In questa quinta domenica di Pasqua, nel Vangelo di Giovanni (capitolo 15, versetti 1-8), Gesù ci parla del suo rapporto con noi attraverso l’immagine della vite e dei tralci: «Io sono la vite, voi i tralci».
Questa immagine si trova nel discorso che Gesù tiene ai suoi discepoli la sera dopo l’ultima cena, un discorso di addio prima della sua morte: «Io sono la vera vite – afferma il Signore – e il Padre mio è l’agricoltore. Ogni tralcio che in me non porta frutto, lo taglia, e ogni tralcio che porta frutto lo pota perché porti più frutto».

Ma la preoccupazione di Gesù è che i suoi discepoli rimangano uniti a lui: «Come il tralcio non può portare frutto da se stesso se non rimane nella vite, così neanche voi se non rimanete in me». I frutti sono le opere dell’amore, della bontà. Il tralcio staccato dalla vite si secca e non è più buono a nulla, viene gettato nel fuoco per essere bruciato. L’immagine è chiara: se cessa il rapporto vitale con Gesù c’è il fallimento della vita, ci sono solo la sterilità e la morte.

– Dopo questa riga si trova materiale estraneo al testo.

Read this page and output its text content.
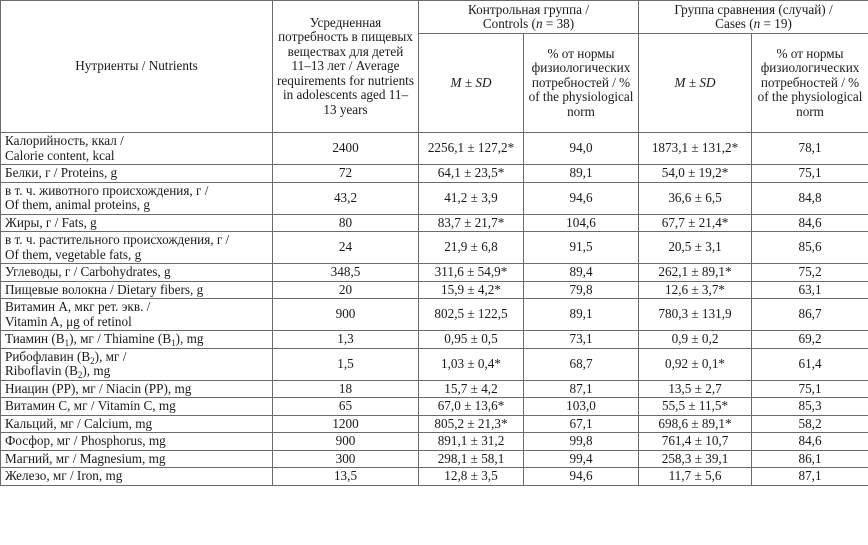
Нутриенты / Nutrients	Усредненная потребность в пищевых веществах для детей 11–13 лет / Average requirements for nutrients in adolescents aged 11–13 years	Контрольная группа /
Controls (n = 38)		Группа сравнения (случай) /
Cases (n = 19)	
		M ± SD	% от нормы физиологических потребностей / % of the physiological norm	M ± SD	% от нормы физиологических потребностей / % of the physiological norm
Калорийность, ккал /
Calorie content, kcal	2400	2256,1 ± 127,2*	94,0	1873,1 ± 131,2*	78,1
Белки, г / Proteins, g	72	64,1 ± 23,5*	89,1	54,0 ± 19,2*	75,1
в т. ч. животного происхождения, г /
Of them, animal proteins, g	43,2	41,2 ± 3,9	94,6	36,6 ± 6,5	84,8
Жиры, г / Fats, g	80	83,7 ± 21,7*	104,6	67,7 ± 21,4*	84,6
в т. ч. растительного происхождения, г /
Of them, vegetable fats, g	24	21,9 ± 6,8	91,5	20,5 ± 3,1	85,6
Углеводы, г / Carbohydrates, g	348,5	311,6 ± 54,9*	89,4	262,1 ± 89,1*	75,2
Пищевые волокна / Dietary fibers, g	20	15,9 ± 4,2*	79,8	12,6 ± 3,7*	63,1
Витамин А, мкг рет. экв. /
Vitamin A, μg of retinol	900	802,5 ± 122,5	89,1	780,3 ± 131,9	86,7
Тиамин $(B_1)$, мг / Thiamine $(B_1)$, mg	1,3	0,95 ± 0,5	73,1	0,9 ± 0,2	69,2
Рибофлавин $(B_2)$, мг /
Riboflavin $(B_2)$, mg	1,5	1,03 ± 0,4*	68,7	0,92 ± 0,1*	61,4
Ниацин (PP), мг / Niacin (PP), mg	18	15,7 ± 4,2	87,1	13,5 ± 2,7	75,1
Витамин С, мг / Vitamin C, mg	65	67,0 ± 13,6*	103,0	55,5 ± 11,5*	85,3
Кальций, мг / Calcium, mg	1200	805,2 ± 21,3*	67,1	698,6 ± 89,1*	58,2
Фосфор, мг / Phosphorus, mg	900	891,1 ± 31,2	99,8	761,4 ± 10,7	84,6
Магний, мг / Magnesium, mg	300	298,1 ± 58,1	99,4	258,3 ± 39,1	86,1
Железо, мг / Iron, mg	13,5	12,8 ± 3,5	94,6	11,7 ± 5,6	87,1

L’invito del Signore, allora, si fa pressante: «Rimanete in me e io in voi». È la condizione essenziale per la vita cristiana: rimanere uniti a Cristo. In pratica come è possibile questa intima unione con il Signore?
Anzitutto attraverso la fede, la fiducia in Cristo che si alimenta con l’ascolto della sua parola, con la preghiera.
I sacramenti, poi, sono i mezzi che trasmettono la linfa vitale di Cristo a noi. Lo stesso desiderio di vivere la parola del Signore nel rapporto di amore con il prossimo alimenta la nostra vita cristiana.

«Chi rimane in me, e io in lui – sono ancora parole di Gesù – porta molto frutto, perché senza di me non potete fare nulla.» Il cristiano è la persona che tiene vivo, pur in mezzo alle difficoltà della vita quotidiana, il rapporto di fiducia e di amore con Gesù.